Лейтенант покосился на призадумавшегося собеседника, оценивая. Образ закоренелого полярника Воронову представлялся иначе – обветренный красномордый или выбеленный кряжистый бородач. А этот – даже никакой тебе шкиперской бородки, какие частенько отращивают капитаны, чтобы соответствовать образу. Чисто выбрит, лицо скорей слегка смугловатое. И нет этих характерных морщин, морщинок, обветренных и высушенных севером. Может, из-за склонности к полноте? Зато густые чёрные брови, короткая стрижка… И только в тёмных волосах пробивается пятидесятилетний мужчина – сединой, и взглядом… цепким, колючим, пожившим.
А капитан «Ямала» продолжал бередить свои ассоциативные образы:
– Потому что Арктика сама по себе… как экскурсия – путешествие в прошлое!
Здесь нет бактерий, поэтому не разлагается дерево. Лёд и мороз – прекраснейшие хранители. И нередко можно найти что-нибудь такое-эдакое… выстёгивающее нервы, вмерзшее во льды и снега́ за целую сотню лет назад, но как будто вчера!
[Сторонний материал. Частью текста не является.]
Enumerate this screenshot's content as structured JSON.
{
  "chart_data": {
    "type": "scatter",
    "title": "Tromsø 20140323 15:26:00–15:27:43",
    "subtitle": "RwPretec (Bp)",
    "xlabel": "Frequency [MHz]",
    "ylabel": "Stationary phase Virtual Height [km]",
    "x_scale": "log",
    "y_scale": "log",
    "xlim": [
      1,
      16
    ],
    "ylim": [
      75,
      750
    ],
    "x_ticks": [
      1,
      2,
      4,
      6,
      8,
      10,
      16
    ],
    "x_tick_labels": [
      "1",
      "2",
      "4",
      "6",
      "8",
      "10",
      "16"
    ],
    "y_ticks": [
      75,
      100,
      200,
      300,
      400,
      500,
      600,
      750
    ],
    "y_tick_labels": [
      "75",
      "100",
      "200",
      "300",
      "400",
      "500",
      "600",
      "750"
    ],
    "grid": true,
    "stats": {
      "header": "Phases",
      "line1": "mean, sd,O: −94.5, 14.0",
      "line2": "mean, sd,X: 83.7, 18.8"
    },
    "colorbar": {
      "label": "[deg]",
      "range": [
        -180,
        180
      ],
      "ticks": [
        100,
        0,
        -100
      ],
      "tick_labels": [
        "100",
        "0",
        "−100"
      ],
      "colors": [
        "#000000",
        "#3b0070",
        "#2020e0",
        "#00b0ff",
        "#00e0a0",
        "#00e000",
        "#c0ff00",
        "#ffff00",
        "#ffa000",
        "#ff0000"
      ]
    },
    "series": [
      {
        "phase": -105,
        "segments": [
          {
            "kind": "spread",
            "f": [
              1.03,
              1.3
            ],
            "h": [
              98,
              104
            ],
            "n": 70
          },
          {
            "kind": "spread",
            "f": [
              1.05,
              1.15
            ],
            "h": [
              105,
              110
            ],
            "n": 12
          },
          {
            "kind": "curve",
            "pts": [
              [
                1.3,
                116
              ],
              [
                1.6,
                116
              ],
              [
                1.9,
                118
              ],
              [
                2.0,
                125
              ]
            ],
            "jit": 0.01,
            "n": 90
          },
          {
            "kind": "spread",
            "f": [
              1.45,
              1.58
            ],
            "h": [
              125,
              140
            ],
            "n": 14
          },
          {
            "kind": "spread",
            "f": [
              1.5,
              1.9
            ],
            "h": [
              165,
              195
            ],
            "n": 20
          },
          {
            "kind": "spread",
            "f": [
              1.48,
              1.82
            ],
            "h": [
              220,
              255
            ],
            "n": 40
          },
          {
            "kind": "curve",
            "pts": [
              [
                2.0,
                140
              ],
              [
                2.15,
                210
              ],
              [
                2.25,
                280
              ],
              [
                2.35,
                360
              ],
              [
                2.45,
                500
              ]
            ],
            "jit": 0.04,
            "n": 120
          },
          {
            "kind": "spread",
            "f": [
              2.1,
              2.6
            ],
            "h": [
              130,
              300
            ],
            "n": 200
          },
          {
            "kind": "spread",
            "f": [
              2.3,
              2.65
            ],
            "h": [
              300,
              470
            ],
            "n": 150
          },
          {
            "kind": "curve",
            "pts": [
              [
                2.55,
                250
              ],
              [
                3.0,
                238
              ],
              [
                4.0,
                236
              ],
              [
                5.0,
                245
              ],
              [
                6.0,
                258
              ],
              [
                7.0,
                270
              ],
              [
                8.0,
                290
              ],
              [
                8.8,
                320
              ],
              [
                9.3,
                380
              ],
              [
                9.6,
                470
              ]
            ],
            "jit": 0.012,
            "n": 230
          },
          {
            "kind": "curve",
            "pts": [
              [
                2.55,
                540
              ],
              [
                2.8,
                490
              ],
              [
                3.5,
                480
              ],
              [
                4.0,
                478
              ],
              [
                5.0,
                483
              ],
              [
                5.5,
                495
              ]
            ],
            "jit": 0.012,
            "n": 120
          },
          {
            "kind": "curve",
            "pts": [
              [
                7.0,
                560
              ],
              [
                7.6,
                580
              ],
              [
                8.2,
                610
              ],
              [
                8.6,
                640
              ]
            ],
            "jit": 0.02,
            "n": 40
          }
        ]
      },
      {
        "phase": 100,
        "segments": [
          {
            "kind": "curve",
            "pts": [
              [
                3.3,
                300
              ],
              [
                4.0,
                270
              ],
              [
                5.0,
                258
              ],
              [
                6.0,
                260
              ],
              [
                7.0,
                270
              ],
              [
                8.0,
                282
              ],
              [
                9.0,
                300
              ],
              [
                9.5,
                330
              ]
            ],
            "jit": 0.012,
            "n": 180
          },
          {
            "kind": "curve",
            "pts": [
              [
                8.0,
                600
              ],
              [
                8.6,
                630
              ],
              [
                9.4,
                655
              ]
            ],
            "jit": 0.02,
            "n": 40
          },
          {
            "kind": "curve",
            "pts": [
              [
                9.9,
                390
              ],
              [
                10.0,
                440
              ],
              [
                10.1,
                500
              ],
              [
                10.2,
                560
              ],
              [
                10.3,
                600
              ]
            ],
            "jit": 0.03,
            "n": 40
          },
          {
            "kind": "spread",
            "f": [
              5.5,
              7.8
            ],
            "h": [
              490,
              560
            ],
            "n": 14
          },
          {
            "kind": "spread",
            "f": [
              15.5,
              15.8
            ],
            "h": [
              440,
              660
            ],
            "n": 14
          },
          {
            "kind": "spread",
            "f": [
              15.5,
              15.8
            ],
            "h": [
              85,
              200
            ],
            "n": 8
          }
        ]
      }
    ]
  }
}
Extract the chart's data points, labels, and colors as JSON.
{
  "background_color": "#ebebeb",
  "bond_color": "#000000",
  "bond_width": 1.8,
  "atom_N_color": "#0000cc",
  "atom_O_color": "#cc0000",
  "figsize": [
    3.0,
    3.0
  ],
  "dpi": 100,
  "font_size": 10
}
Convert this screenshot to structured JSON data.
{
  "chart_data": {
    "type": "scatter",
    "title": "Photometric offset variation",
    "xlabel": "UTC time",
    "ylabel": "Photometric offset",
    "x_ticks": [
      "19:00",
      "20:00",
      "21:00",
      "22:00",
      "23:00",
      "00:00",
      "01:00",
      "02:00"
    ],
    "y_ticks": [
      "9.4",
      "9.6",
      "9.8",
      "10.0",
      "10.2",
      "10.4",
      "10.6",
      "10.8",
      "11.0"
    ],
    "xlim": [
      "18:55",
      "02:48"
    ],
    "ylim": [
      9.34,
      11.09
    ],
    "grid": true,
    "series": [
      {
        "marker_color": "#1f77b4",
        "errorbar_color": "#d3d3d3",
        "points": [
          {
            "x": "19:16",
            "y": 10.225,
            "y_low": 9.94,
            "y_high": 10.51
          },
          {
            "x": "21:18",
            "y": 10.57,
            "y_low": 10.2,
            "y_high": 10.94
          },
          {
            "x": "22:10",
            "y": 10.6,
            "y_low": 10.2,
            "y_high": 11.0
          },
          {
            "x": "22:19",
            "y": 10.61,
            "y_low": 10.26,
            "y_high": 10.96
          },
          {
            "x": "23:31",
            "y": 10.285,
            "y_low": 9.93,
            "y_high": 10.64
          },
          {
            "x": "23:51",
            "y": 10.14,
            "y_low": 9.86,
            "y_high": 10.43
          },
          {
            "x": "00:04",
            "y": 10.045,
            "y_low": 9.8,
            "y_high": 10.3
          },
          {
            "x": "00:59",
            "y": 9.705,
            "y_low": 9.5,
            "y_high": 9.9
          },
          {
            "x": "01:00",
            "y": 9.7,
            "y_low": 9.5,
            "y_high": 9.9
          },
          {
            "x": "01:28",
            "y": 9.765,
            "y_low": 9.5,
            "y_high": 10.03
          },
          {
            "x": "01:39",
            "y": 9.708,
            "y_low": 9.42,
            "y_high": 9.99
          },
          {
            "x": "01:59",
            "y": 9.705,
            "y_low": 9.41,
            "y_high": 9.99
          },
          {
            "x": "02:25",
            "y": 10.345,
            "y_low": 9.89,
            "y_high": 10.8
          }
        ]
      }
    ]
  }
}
Целёхонькое. Почти. Ильич, упокой его, в мавзолее позавидует! Вот как! И если помереть (а придётся), то сгинуть бы здесь – во льдах, поближе к полюсу.
И если твои бренные останки не найдёт оголодавший мишка или человеки, пролежишь не одну сотню лет. Хэх! Сохранишься, словно тело астронавта в вакууме космоса в скафандре… среди астероидов иль на пыльных лунных тропинках. Романтика!.. И не надо скептически улыбаться, молодой человек! Посмотрите на эту базальтовую громадину, торчащую посреди льда и снега. Это ж… совершенно фантастический пейзаж, словно другая планета! Как холодный вечный космос, где время замерло между «вчера» и «сегодня», посреди «давно» и «ныне», сохраняя часы, минуты на десятки, а то и сотни лет.
Ветер сносил слова в сторону, востря уши некоторых членов экипажа. Увидев, что опять набрал аудиторию, кэп прервался:
– Но… долой лирику. Что это у вас?
В руке лейтенант всё ещё сжимал обрывок плотной бумаги (на вид и ощупь), который подобрал в хижине, поддавшись общему порыву что-нибудь отыскать:
– Да, вот… нашёл.
– Обёртка от пеммикана. Практичная еда для полярника[26]. В самом ходу в девятнадцатом веке и до первой половины двадцатого, – повертев в руке желтоватый лоскут, Черто́в встретился с понимающим взглядом с Шабанова. – Что у тебя на борту?
– Из жратвы – НЗ. Ещё сухарики какие-то молодёжные – Осечкин трескает постоянно, оттого с запасом. И сухой спирт, как топливо.
– Тащи всё. Оставим здесь. И двигаем обратно. Всё что могли, мы уже увидели. По уму – сделать рейс на Нортбрук, но… покумекать надо.
– А если там сейчас кто-то загибается?
– Кто? Я всё понимаю… конечно, не конвенция открытого моря, но коль у нас есть возможность помочь, надо бы… Вопрос – кому? У нас нет точной сегодняшней даты. И даже охватывая весьма большой период – с 1897 по 1913 год… сейчас припомню… В 1899 году – итальянцы. Где их там искать за островом Рудольфа? И сколько на это уйдёт времени? В 1901-м – экспедиция Болдуина. Та же хрень. Лето девятисот первого – ледокол «Ермак» во главе с Макаровым. Всё пройдёт благополучно.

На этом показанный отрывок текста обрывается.